(Reuters) - A federal appeals court panel on Thursday ordered that eight of 17 books that had been removed from a Texas library's shelves over conservatives' complaints that they were inappropriate must be returned.

The New Orleans-based 5th U.S. Circuit Court of Appeals panel said in a 2-1 ruling that partially upheld a lower court's injunction that the library in the small town of Llano had infringed on defendants' First Amendment rights to information by removing some of the books.

Nine of the books, however, can remain off library shelves pending the final outcome of the appeal, because one judge found they were not removed because of any ideas or viewpoints they contained, but because they were focused on "juvenile, flatulent humor."

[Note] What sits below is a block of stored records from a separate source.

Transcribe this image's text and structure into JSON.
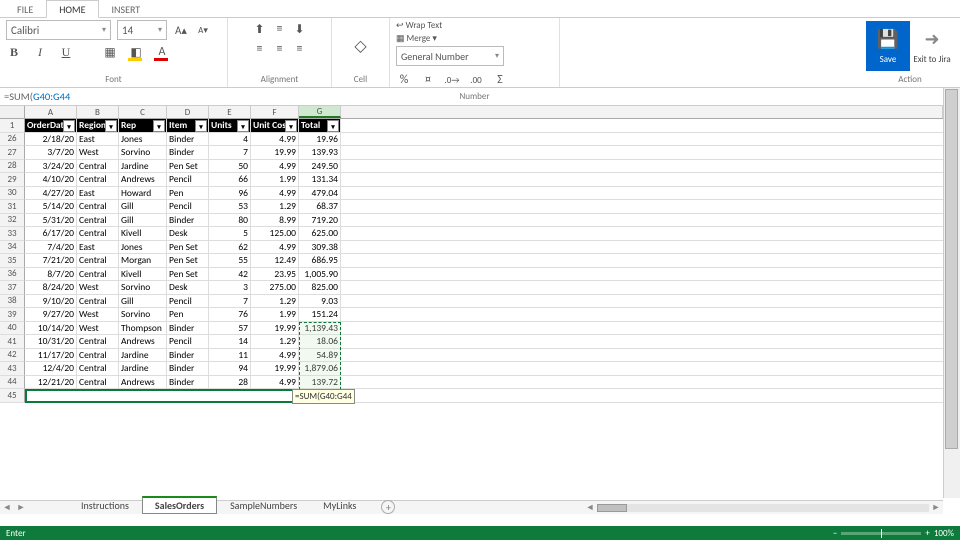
{
  "menu_tabs": {
    "file": "FILE",
    "home": "HOME",
    "insert": "INSERT"
  },
  "ribbon": {
    "font_name": "Calibri",
    "font_size": "14",
    "groups": {
      "font": "Font",
      "alignment": "Alignment",
      "cell": "Cell",
      "number": "Number",
      "action": "Action"
    },
    "wrap_text": "Wrap Text",
    "merge": "Merge",
    "number_format": "General Number",
    "save": "Save",
    "exit_jira": "Exit to Jira"
  },
  "formula": {
    "prefix": "=SUM(",
    "range": "G40:G44"
  },
  "columns": [
    "A",
    "B",
    "C",
    "D",
    "E",
    "F",
    "G"
  ],
  "headers": {
    "A": "OrderDate",
    "B": "Region",
    "C": "Rep",
    "D": "Item",
    "E": "Units",
    "F": "Unit Cost",
    "G": "Total"
  },
  "first_row_num": "1",
  "rows": [
    {
      "n": "26",
      "A": "2/18/20",
      "B": "East",
      "C": "Jones",
      "D": "Binder",
      "E": "4",
      "F": "4.99",
      "G": "19.96"
    },
    {
      "n": "27",
      "A": "3/7/20",
      "B": "West",
      "C": "Sorvino",
      "D": "Binder",
      "E": "7",
      "F": "19.99",
      "G": "139.93"
    },
    {
      "n": "28",
      "A": "3/24/20",
      "B": "Central",
      "C": "Jardine",
      "D": "Pen Set",
      "E": "50",
      "F": "4.99",
      "G": "249.50"
    },
    {
      "n": "29",
      "A": "4/10/20",
      "B": "Central",
      "C": "Andrews",
      "D": "Pencil",
      "E": "66",
      "F": "1.99",
      "G": "131.34"
    },
    {
      "n": "30",
      "A": "4/27/20",
      "B": "East",
      "C": "Howard",
      "D": "Pen",
      "E": "96",
      "F": "4.99",
      "G": "479.04"
    },
    {
      "n": "31",
      "A": "5/14/20",
      "B": "Central",
      "C": "Gill",
      "D": "Pencil",
      "E": "53",
      "F": "1.29",
      "G": "68.37"
    },
    {
      "n": "32",
      "A": "5/31/20",
      "B": "Central",
      "C": "Gill",
      "D": "Binder",
      "E": "80",
      "F": "8.99",
      "G": "719.20"
    },
    {
      "n": "33",
      "A": "6/17/20",
      "B": "Central",
      "C": "Kivell",
      "D": "Desk",
      "E": "5",
      "F": "125.00",
      "G": "625.00"
    },
    {
      "n": "34",
      "A": "7/4/20",
      "B": "East",
      "C": "Jones",
      "D": "Pen Set",
      "E": "62",
      "F": "4.99",
      "G": "309.38"
    },
    {
      "n": "35",
      "A": "7/21/20",
      "B": "Central",
      "C": "Morgan",
      "D": "Pen Set",
      "E": "55",
      "F": "12.49",
      "G": "686.95"
    },
    {
      "n": "36",
      "A": "8/7/20",
      "B": "Central",
      "C": "Kivell",
      "D": "Pen Set",
      "E": "42",
      "F": "23.95",
      "G": "1,005.90"
    },
    {
      "n": "37",
      "A": "8/24/20",
      "B": "West",
      "C": "Sorvino",
      "D": "Desk",
      "E": "3",
      "F": "275.00",
      "G": "825.00"
    },
    {
      "n": "38",
      "A": "9/10/20",
      "B": "Central",
      "C": "Gill",
      "D": "Pencil",
      "E": "7",
      "F": "1.29",
      "G": "9.03"
    },
    {
      "n": "39",
      "A": "9/27/20",
      "B": "West",
      "C": "Sorvino",
      "D": "Pen",
      "E": "76",
      "F": "1.99",
      "G": "151.24"
    },
    {
      "n": "40",
      "A": "10/14/20",
      "B": "West",
      "C": "Thompson",
      "D": "Binder",
      "E": "57",
      "F": "19.99",
      "G": "1,139.43"
    },
    {
      "n": "41",
      "A": "10/31/20",
      "B": "Central",
      "C": "Andrews",
      "D": "Pencil",
      "E": "14",
      "F": "1.29",
      "G": "18.06"
    },
    {
      "n": "42",
      "A": "11/17/20",
      "B": "Central",
      "C": "Jardine",
      "D": "Binder",
      "E": "11",
      "F": "4.99",
      "G": "54.89"
    },
    {
      "n": "43",
      "A": "12/4/20",
      "B": "Central",
      "C": "Jardine",
      "D": "Binder",
      "E": "94",
      "F": "19.99",
      "G": "1,879.06"
    },
    {
      "n": "44",
      "A": "12/21/20",
      "B": "Central",
      "C": "Andrews",
      "D": "Binder",
      "E": "28",
      "F": "4.99",
      "G": "139.72"
    }
  ],
  "editing_row": "45",
  "editing_tooltip": "=SUM(G40:G44",
  "sheets": {
    "s1": "Instructions",
    "s2": "SalesOrders",
    "s3": "SampleNumbers",
    "s4": "MyLinks"
  },
  "status": {
    "mode": "Enter",
    "zoom": "100%"
  }
}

"Government actors may not remove books from a public library with the intent to deprive patrons of access to ideas with which they may disagree," Judge Jacques Wiener wrote in the majority opinion.

Among the books ordered returned to the library shelves are "Caste: The Origins of our Discontent," by Pulitzer Prize-winning author Isabel Wilkerson, and "They Called Themselves the K.K.K.: The Birth of an American Terrorist Group," by Susan Campbell Bartoletti. A book about a transgender teenager was also among the eight books ordered to remain on library shelves.

Judge Leslie Southwick concurred with Wiener that officials cannot remove books from library shelves simply because they dislike the ideas contained within them.

But Southwick wrote that he differed with Wiener in the law's application. Southwick ruled that nine of the books could remain off library shelves pending final outcome of the lawsuit over their removal, because he did not think they were removed because of any ideas within them.

"Viewpoints and ideas are few in numbers in a book titled 'Gary the Goose and His Gas on the Loose' - only juvenile, flatulent humor," Southwick wrote in the concurring opinion, referring to one of the books that can remain off library shelves.

The third judge on the panel, Stuart Duncan, said in a dissent that none of the books should be ordered to be returned to the library shelves.

Llano, with a population of about 22,000 and located about 60 miles northwest of Austin, has been a flashpoint in a battle over books in libraries across the U.S. in recent years.

Republican lawmakers in Texas and several other conservative states have pushed for the removal of books from library shelves, volumes they say are inappropriate for children and that mostly involve LGBTQ and race issues.

In Llano, seven library patrons filed a federal lawsuit in 2022 over the removal of 17 books. The lawsuit had been scheduled to go before a trial jury last October, but was put on hold pending the 5th Circuit's decision; it will apparently now proceed.

In March 2023, U.S. District Judge Robert Pitman issued a preliminary injunction ordering that all the books be returned to shelves, which they were.

Then in April 2023, the Llano County commissioners briefly considered simply closing all library branches in the county amid the fight, though ultimately they kept the libraries open.

Wiener, in the 5th Circuit's majority opinion, wrote that the plaintiffs in the lawsuit "have demonstrated a likelihood of success on the merits of their First Amendment claim" and for that reason he agreed with the lower court's injunction to return all books.

Lawyers for the defendants in the lawsuit - which includes the county commissioners, library officials and the county judge, the chief elected official at the county level - did not immediately reply to requests for comment. The defense can ask that the entire 5th Circuit hear their case, and ask that the U.S. Supreme Court hear it.